The Republican-dominated Florida Legislature on Thursday approved a ban on abortions after six weeks of pregnancy, a proposal supported by Republican Gov. Ron DeSantis as he prepares for an expected presidential run.
DeSantis is expected to sign the bill. Florida currently prohibits abortions after 15 weeks.
A six-week ban would hand DeSantis a key political victory among Republican primary voters as he prepares to launch a presidential bid based on his national brand as a conservative champion.
The policy would also have broader implications for abortion access throughout the South in the wake of last year’s US Supreme Court decision to overturn Roe v. Wade and leave decisions about abortion access to the states. Alabama, Louisiana and Mississippi have banned abortion at all stages of pregnancy, while Georgia bans the procedure after heart activity can be detected, which is around six weeks.
“We have an opportunity to lead the national debate on the importance of protecting life and giving every child the opportunity to be born and find their purpose,” said Republican Rep. Jenna Persons-Mulicka.
Democrats and abortion rights groups have criticized the Florida proposal as extreme.
“This ban would prevent 4 million women of reproductive age in Florida from accessing abortion services after six weeks, before many women know they are pregnant,” said White House press secretary Karine Jean-Pierre, in a statement issued after Thursday’s vote. “This ban would also affect the nearly 15 million women of reproductive age who live in states that ban abortion throughout the South, many of whom previously relied on traveling to Florida as an option to access care.”
The bill contains some exceptions, including to save the life of the woman. Abortions for pregnancies involving rape or incest would be allowed up to 15 weeks into the pregnancy, as long as the woman has documentation such as a restraining order or police report. DeSantis has called the provisions on rape and incest sensible.
Medications used in medically induced abortions, which make up the majority of those provided nationally, can only be dispensed in person or by a physician under Florida law. Furthermore, nationwide access to the abortion pill mifepristone is being challenged in court.
Florida’s six-week ban would take effect only if the state’s current 15-week ban is upheld in an ongoing legal challenge before the conservative-controlled state Supreme Court.
“I can’t think of any bill that provides more protection for more people who are more vulnerable than this legislation,” said Republican Rep. Mike Beltran, who said the bill’s exceptions and six-week timeframe represented a compromise. .

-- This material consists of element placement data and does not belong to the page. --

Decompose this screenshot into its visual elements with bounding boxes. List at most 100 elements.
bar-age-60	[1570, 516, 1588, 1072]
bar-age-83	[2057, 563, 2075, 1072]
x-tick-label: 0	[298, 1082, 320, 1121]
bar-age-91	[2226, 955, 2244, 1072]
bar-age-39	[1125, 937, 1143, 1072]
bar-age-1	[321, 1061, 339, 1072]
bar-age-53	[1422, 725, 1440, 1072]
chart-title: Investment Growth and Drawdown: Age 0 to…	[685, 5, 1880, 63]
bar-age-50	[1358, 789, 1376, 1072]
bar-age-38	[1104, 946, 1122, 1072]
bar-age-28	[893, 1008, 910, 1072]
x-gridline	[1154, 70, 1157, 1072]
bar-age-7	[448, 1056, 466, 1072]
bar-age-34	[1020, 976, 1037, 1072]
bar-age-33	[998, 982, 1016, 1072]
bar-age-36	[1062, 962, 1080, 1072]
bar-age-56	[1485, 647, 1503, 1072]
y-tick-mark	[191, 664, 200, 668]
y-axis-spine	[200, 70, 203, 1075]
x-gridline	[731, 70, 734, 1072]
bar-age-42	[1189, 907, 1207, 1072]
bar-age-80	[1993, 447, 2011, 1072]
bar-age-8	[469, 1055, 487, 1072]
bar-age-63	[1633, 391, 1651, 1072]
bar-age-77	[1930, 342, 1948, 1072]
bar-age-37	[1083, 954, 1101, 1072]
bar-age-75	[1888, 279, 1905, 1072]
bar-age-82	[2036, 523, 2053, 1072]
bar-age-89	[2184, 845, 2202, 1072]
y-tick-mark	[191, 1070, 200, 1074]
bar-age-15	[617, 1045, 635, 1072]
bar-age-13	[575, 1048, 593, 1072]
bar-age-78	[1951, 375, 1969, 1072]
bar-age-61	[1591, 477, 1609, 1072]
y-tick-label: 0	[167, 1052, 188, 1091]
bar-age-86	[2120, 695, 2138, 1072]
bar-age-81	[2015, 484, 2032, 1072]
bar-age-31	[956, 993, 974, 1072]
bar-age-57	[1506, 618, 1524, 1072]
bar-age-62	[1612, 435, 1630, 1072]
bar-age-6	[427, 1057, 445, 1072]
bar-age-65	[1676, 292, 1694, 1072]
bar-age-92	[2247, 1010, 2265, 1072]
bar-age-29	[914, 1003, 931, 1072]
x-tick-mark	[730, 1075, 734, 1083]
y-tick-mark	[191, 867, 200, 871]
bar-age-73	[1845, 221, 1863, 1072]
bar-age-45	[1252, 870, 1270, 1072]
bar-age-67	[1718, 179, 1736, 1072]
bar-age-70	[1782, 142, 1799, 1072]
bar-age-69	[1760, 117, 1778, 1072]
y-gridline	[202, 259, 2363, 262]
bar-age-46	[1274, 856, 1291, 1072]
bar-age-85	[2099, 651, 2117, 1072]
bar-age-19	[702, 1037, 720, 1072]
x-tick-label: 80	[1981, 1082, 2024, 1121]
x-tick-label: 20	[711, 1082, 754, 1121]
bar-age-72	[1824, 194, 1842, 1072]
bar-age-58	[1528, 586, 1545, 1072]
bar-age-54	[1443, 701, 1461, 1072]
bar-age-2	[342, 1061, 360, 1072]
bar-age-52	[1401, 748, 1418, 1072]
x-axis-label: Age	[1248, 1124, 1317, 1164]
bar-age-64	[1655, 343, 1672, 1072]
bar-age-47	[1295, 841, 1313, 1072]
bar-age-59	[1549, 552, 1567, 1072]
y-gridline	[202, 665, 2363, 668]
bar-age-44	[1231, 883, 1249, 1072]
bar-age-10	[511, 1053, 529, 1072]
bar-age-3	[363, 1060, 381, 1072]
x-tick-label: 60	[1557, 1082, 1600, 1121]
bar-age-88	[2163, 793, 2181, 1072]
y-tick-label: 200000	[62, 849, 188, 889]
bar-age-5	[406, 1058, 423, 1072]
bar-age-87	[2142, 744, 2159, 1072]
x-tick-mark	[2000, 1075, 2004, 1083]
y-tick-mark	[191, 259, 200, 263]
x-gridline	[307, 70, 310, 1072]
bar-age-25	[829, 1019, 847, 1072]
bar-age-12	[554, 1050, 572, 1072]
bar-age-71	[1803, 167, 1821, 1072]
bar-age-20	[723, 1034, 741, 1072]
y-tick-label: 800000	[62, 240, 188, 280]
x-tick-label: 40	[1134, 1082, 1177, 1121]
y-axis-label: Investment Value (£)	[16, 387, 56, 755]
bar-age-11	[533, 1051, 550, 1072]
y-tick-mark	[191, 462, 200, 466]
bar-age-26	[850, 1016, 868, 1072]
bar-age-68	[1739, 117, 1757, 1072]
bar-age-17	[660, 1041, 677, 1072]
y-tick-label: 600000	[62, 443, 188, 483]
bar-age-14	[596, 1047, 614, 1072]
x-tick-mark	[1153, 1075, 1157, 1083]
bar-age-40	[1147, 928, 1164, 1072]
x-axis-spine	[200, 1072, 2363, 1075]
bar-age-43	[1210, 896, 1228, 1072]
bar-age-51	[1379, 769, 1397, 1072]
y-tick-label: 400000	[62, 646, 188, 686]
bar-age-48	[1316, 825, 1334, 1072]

The abortion ban is popular with some religious conservatives who are part of the Republican Party’s voter base, but the issue has motivated many others to vote Democratic. Republicans in recent weeks and months have suffered losses in elections focused on abortion access in states like Kentucky, Michigan and Wisconsin.
“Have we not learned anything?” Fentrice Driskell, Democratic House Minority Leader, on recent elections in other states. “Are we not listening to our constituents and the people of Florida and what they are asking for?”
DeSantis, who is often placed on the front lines of culture war issues, has said he supports the six-week ban but has been unusually tepid on the bill. He has often said, “We welcome pro-life legislation” when asked about the policy.
DeSantis is expected to announce his presidential bid after session adjourns in May, with his possible run for the White House in part buoyed by the conservative policies approved by the overwhelming Republican majority in the House of Representatives this year.
Democrats, powerless at any level of state government, have mostly resorted to delaying tactics and protests to oppose the bill, which easily passed both chambers with mostly partisan votes. The Senate approved it last week and the House did so on Thursday.
A Democratic senator and chairwoman of the Florida Democratic Party have been arrested and charged with trespassing during a protest in Tallahassee against the six-week ban. In a last-ditch move to delay passage of the bill in the House on Thursday, Democrats filed dozens of amendments to the proposal, all of which were rejected by Republicans.
“Women’s health and their personal right to choose are being stolen,” said Rep. Felicia Simone Robinson, D-May. “So I ask: is Florida really a free state?”